参考官网:https://www.tensorflow.org/tutorials/keras/basic_text_classification
与源码不同,设置index_from=0从第0位开始,实际上map类型的word_index会从1开始。
import tensorflow as tf
from tensorflow import keras
import numpy as np
imdb = keras.datasets.imdb
(x_train, y_train), (x_test, y_test) = keras.datasets.imdb.load_data(num_words=10000, index_from=0)
print("train len >> %d, test len >> %d" %(len(x_train), len(x_test)))
print(x_train[0]) #每个整数表示字典中的一个特定字词
#将整数转换回字词
# A dictionary mapping words to an integer index
word_index = imdb.get_word_index()
# The first indices are reserved
#word_index = {k:(v+3) for k,v in word_index.items()}
#word_index[""] = 0
#word_index[""] = 1
#word_index[""] = 2 # unknown
#word_index[""] = 3
reverse_word_index = dict([(value, key) for (key, value) in word_index.items()])#将 value和 key反转
def decode_review(text):
return ' '.join([reverse_word_index.get(i, '?') for i in text])

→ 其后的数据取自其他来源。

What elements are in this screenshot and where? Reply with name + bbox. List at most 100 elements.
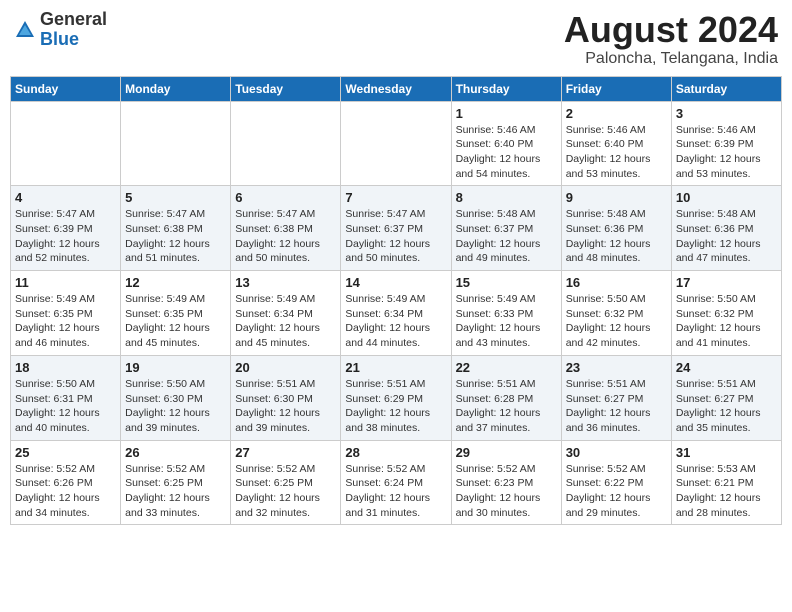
day-info: Sunrise: 5:51 AM Sunset: 6:28 PM Dayligh… xyxy=(456,377,557,436)
day-number: 3 xyxy=(676,106,777,121)
calendar-cell-5-7: 31 Sunrise: 5:53 AM Sunset: 6:21 PM Dayli… xyxy=(671,440,781,525)
calendar-week-3: 11Sunrise: 5:49 AM Sunset: 6:35 PM Dayli… xyxy=(11,271,782,356)
day-info: Sunrise: 5:50 AM Sunset: 6:30 PM Dayligh… xyxy=(125,377,226,436)
calendar-cell-3-4: 14Sunrise: 5:49 AM Sunset: 6:34 PM Dayli… xyxy=(341,271,451,356)
month-title: August 2024 xyxy=(564,10,778,50)
calendar-header-saturday: Saturday xyxy=(671,76,781,101)
day-info: Sunrise: 5:52 AM Sunset: 6:24 PM Dayligh… xyxy=(345,462,446,521)
day-number: 31 xyxy=(676,445,777,460)
calendar-week-4: 18 Sunrise: 5:50 AM Sunset: 6:31 PM Dayli… xyxy=(11,355,782,440)
day-number: 30 xyxy=(566,445,667,460)
day-number: 10 xyxy=(676,190,777,205)
calendar-header-sunday: Sunday xyxy=(11,76,121,101)
day-number: 28 xyxy=(345,445,446,460)
day-number: 1 xyxy=(456,106,557,121)
day-info: Sunrise: 5:52 AM Sunset: 6:26 PM Dayligh… xyxy=(15,462,116,521)
day-info: Sunrise: 5:51 AM Sunset: 6:29 PM Dayligh… xyxy=(345,377,446,436)
calendar-week-1: 1 Sunrise: 5:46 AM Sunset: 6:40 PM Daylig… xyxy=(11,101,782,186)
day-number: 8 xyxy=(456,190,557,205)
day-number: 4 xyxy=(15,190,116,205)
calendar-cell-2-3: 6 Sunrise: 5:47 AM Sunset: 6:38 PM Daylig… xyxy=(231,186,341,271)
calendar-cell-5-4: 28 Sunrise: 5:52 AM Sunset: 6:24 PM Dayli… xyxy=(341,440,451,525)
day-number: 7 xyxy=(345,190,446,205)
day-info: Sunrise: 5:48 AM Sunset: 6:36 PM Dayligh… xyxy=(676,207,777,266)
calendar-cell-4-7: 24 Sunrise: 5:51 AM Sunset: 6:27 PM Dayli… xyxy=(671,355,781,440)
calendar-cell-3-7: 17 Sunrise: 5:50 AM Sunset: 6:32 PM Dayli… xyxy=(671,271,781,356)
day-info: Sunrise: 5:46 AM Sunset: 6:40 PM Dayligh… xyxy=(566,123,667,182)
calendar-cell-5-1: 25 Sunrise: 5:52 AM Sunset: 6:26 PM Dayli… xyxy=(11,440,121,525)
calendar-cell-3-1: 11Sunrise: 5:49 AM Sunset: 6:35 PM Dayli… xyxy=(11,271,121,356)
day-info: Sunrise: 5:46 AM Sunset: 6:40 PM Dayligh… xyxy=(456,123,557,182)
logo: General Blue xyxy=(14,10,107,50)
calendar-cell-2-4: 7 Sunrise: 5:47 AM Sunset: 6:37 PM Daylig… xyxy=(341,186,451,271)
calendar-header-tuesday: Tuesday xyxy=(231,76,341,101)
calendar-cell-4-5: 22 Sunrise: 5:51 AM Sunset: 6:28 PM Dayli… xyxy=(451,355,561,440)
day-number: 17 xyxy=(676,275,777,290)
day-number: 15 xyxy=(456,275,557,290)
day-number: 24 xyxy=(676,360,777,375)
day-number: 21 xyxy=(345,360,446,375)
day-info: Sunrise: 5:51 AM Sunset: 6:27 PM Dayligh… xyxy=(566,377,667,436)
calendar-cell-5-3: 27Sunrise: 5:52 AM Sunset: 6:25 PM Dayli… xyxy=(231,440,341,525)
logo-icon xyxy=(14,19,36,41)
calendar-cell-3-5: 15 Sunrise: 5:49 AM Sunset: 6:33 PM Dayli… xyxy=(451,271,561,356)
day-number: 27 xyxy=(235,445,336,460)
day-info: Sunrise: 5:49 AM Sunset: 6:33 PM Dayligh… xyxy=(456,292,557,351)
calendar-cell-1-1 xyxy=(11,101,121,186)
day-info: Sunrise: 5:48 AM Sunset: 6:36 PM Dayligh… xyxy=(566,207,667,266)
title-block: August 2024 Paloncha, Telangana, India xyxy=(564,10,778,68)
calendar-cell-1-4 xyxy=(341,101,451,186)
day-number: 22 xyxy=(456,360,557,375)
day-info: Sunrise: 5:53 AM Sunset: 6:21 PM Dayligh… xyxy=(676,462,777,521)
calendar-cell-4-3: 20Sunrise: 5:51 AM Sunset: 6:30 PM Dayli… xyxy=(231,355,341,440)
page-header: General Blue August 2024 Paloncha, Telan… xyxy=(10,10,782,68)
calendar-header-friday: Friday xyxy=(561,76,671,101)
calendar-cell-2-2: 5Sunrise: 5:47 AM Sunset: 6:38 PM Daylig… xyxy=(121,186,231,271)
day-info: Sunrise: 5:51 AM Sunset: 6:27 PM Dayligh… xyxy=(676,377,777,436)
calendar-cell-1-6: 2 Sunrise: 5:46 AM Sunset: 6:40 PM Daylig… xyxy=(561,101,671,186)
day-info: Sunrise: 5:47 AM Sunset: 6:38 PM Dayligh… xyxy=(125,207,226,266)
day-number: 20 xyxy=(235,360,336,375)
day-number: 9 xyxy=(566,190,667,205)
calendar-cell-4-4: 21 Sunrise: 5:51 AM Sunset: 6:29 PM Dayli… xyxy=(341,355,451,440)
day-info: Sunrise: 5:49 AM Sunset: 6:34 PM Dayligh… xyxy=(345,292,446,351)
logo-general: General xyxy=(40,9,107,29)
day-info: Sunrise: 5:50 AM Sunset: 6:31 PM Dayligh… xyxy=(15,377,116,436)
day-info: Sunrise: 5:50 AM Sunset: 6:32 PM Dayligh… xyxy=(566,292,667,351)
calendar-cell-1-5: 1 Sunrise: 5:46 AM Sunset: 6:40 PM Daylig… xyxy=(451,101,561,186)
day-info: Sunrise: 5:47 AM Sunset: 6:38 PM Dayligh… xyxy=(235,207,336,266)
calendar-cell-5-2: 26Sunrise: 5:52 AM Sunset: 6:25 PM Dayli… xyxy=(121,440,231,525)
calendar-week-2: 4 Sunrise: 5:47 AM Sunset: 6:39 PM Daylig… xyxy=(11,186,782,271)
calendar-cell-2-6: 9 Sunrise: 5:48 AM Sunset: 6:36 PM Daylig… xyxy=(561,186,671,271)
day-number: 25 xyxy=(15,445,116,460)
calendar-cell-1-2 xyxy=(121,101,231,186)
calendar-header-row: SundayMondayTuesdayWednesdayThursdayFrid… xyxy=(11,76,782,101)
calendar-cell-5-5: 29Sunrise: 5:52 AM Sunset: 6:23 PM Dayli… xyxy=(451,440,561,525)
day-info: Sunrise: 5:46 AM Sunset: 6:39 PM Dayligh… xyxy=(676,123,777,182)
calendar-table: SundayMondayTuesdayWednesdayThursdayFrid… xyxy=(10,76,782,526)
location-title: Paloncha, Telangana, India xyxy=(564,50,778,68)
day-number: 19 xyxy=(125,360,226,375)
day-number: 23 xyxy=(566,360,667,375)
day-number: 26 xyxy=(125,445,226,460)
day-number: 11 xyxy=(15,275,116,290)
day-number: 18 xyxy=(15,360,116,375)
day-number: 12 xyxy=(125,275,226,290)
day-info: Sunrise: 5:47 AM Sunset: 6:37 PM Dayligh… xyxy=(345,207,446,266)
calendar-header-thursday: Thursday xyxy=(451,76,561,101)
day-number: 13 xyxy=(235,275,336,290)
calendar-cell-4-1: 18 Sunrise: 5:50 AM Sunset: 6:31 PM Dayli… xyxy=(11,355,121,440)
day-number: 2 xyxy=(566,106,667,121)
day-number: 29 xyxy=(456,445,557,460)
day-info: Sunrise: 5:52 AM Sunset: 6:22 PM Dayligh… xyxy=(566,462,667,521)
calendar-cell-2-5: 8Sunrise: 5:48 AM Sunset: 6:37 PM Daylig… xyxy=(451,186,561,271)
calendar-cell-5-6: 30 Sunrise: 5:52 AM Sunset: 6:22 PM Dayli… xyxy=(561,440,671,525)
day-info: Sunrise: 5:50 AM Sunset: 6:32 PM Dayligh… xyxy=(676,292,777,351)
day-info: Sunrise: 5:49 AM Sunset: 6:34 PM Dayligh… xyxy=(235,292,336,351)
calendar-cell-3-6: 16Sunrise: 5:50 AM Sunset: 6:32 PM Dayli… xyxy=(561,271,671,356)
calendar-cell-4-2: 19 Sunrise: 5:50 AM Sunset: 6:30 PM Dayli… xyxy=(121,355,231,440)
calendar-cell-3-3: 13 Sunrise: 5:49 AM Sunset: 6:34 PM Dayli… xyxy=(231,271,341,356)
day-info: Sunrise: 5:47 AM Sunset: 6:39 PM Dayligh… xyxy=(15,207,116,266)
calendar-cell-2-1: 4 Sunrise: 5:47 AM Sunset: 6:39 PM Daylig… xyxy=(11,186,121,271)
day-number: 6 xyxy=(235,190,336,205)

print(decode_review(x_train[0]))
#不够256长度的评语用0补充
x_train = keras.preprocessing.sequence.pad_sequences(x_train,
value=0,
padding='post',
maxlen=256)
x_test = keras.preprocessing.sequence.pad_sequences(x_test,
value=0,
padding='post',
maxlen=256)
# input shape is the vocabulary count used for the movie reviews (10,000 words)
vocab_size = 10000
#模型序列
model = keras.Sequential()
model.add(keras.layers.Embedding(vocab_size, 16))
model.add(keras.layers.GlobalAveragePooling1D())
model.add(keras.layers.Dense(16, activation=tf.nn.relu))
model.add(keras.layers.Dense(1, activation=tf.nn.sigmoid))
model.summary()
model.compile(optimizer=tf.keras.optimizers.Adam(),
loss='binary_crossentropy',
metrics=['accuracy'])
#用训练集的前10000个训练
x_val = x_train[:10000]
partial_x_train = x_train[10000:]
y_val = y_train[:10000]
partial_y_train = y_train[10000:]
history = model.fit(partial_x_train,
partial_y_train,
epochs=40,
batch_size=512,
validation_data=(x_val, y_val),
verbose=1)
results = model.evaluate(x_test, y_test)
print(results)
history_dict = history.history #model.fit() 返回一个History对象,该对象包含一个字典,其中包括训练期间发生的所有情况
history_dict.keys()#dict_keys(['loss', 'val_loss', 'val_accuracy', 'accuracy'])
import matplotlib.pyplot as plt
acc = history.history['accuracy']
val_acc = history.history['val_accuracy']
loss = history.history['loss']
val_loss = history.history['val_loss']
epochs = range(1, len(acc) + 1)
# "bo" is for "blue dot"
plt.plot(epochs, loss, 'bo', label='Training loss')
# b is for "solid blue line"
plt.plot(epochs, val_loss, 'b', label='Validation loss')
plt.title('Training and validation loss')
plt.xlabel('Epochs')
plt.ylabel('Loss')
plt.legend()
plt.show()
plt.clf() # clear figure
acc_values = history_dict['accuracy']
val_acc_values = history_dict['val_accuracy']
plt.plot(epochs, acc, 'bo', label='Training acc')
plt.plot(epochs, val_acc, 'b', label='Validation acc')
plt.title('Training and validation accuracy')
plt.xlabel('Epochs')
plt.ylabel('Accuracy')
plt.legend()
plt.show()
存在过拟合现象。 在15~20次迭代训练处于峰值。模型在训练数据上的表现要优于在从未见过的数据上的表现。